How can I define the direction of the normal form of concentric circle? $x(t)=C_1\left( \begin{array}{ccc} \cos\beta t\\ -\sin\beta t\\ \end{array} \right) +C_2\left( \begin{array}{ccc} \sin\beta t\\ \cos\beta t\\ \end{array} \right)$
I have no idea how to define the circle direction of concentric circle
I am not fully sure, but maybe this helps. You have $x(t) = \begin{pmatrix} \cos(\beta t) & \sin(\beta t)\\ -\sin(\beta t) & \cos(\beta t) \end{pmatrix} x_0$, which is expressing a clockwise rotation for the usual $(\beta, t)$ (changed the $C$'s to $x_0$).
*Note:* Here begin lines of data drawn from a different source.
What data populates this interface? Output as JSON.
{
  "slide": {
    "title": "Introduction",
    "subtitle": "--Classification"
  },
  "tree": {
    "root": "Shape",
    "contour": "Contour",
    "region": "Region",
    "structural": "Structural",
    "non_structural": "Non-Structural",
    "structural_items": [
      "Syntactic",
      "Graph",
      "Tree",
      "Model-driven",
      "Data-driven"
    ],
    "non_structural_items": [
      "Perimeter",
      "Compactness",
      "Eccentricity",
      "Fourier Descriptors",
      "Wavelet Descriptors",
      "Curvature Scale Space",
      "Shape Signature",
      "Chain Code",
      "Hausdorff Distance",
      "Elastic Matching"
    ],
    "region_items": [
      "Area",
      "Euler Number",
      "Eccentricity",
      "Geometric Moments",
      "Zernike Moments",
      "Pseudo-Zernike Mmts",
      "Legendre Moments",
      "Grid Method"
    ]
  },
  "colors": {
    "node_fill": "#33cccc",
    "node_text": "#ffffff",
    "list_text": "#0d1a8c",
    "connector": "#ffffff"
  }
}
Then by differentiation find that $\dot{x}(t) = \begin{pmatrix} -\sin(\beta t) & \cos(\beta t)\\ -\cos(\beta t) & -\sin(\beta t) \end{pmatrix} \beta x_0$ such that for example when given $x_0=(1,0)$ the corresponding derivative (direction) becomes $\dot{x}(t)|_{t=0}=(0,-\beta)$. Which, if you draw a radius $1$ circle with $x_0$ on it, is what you should expect.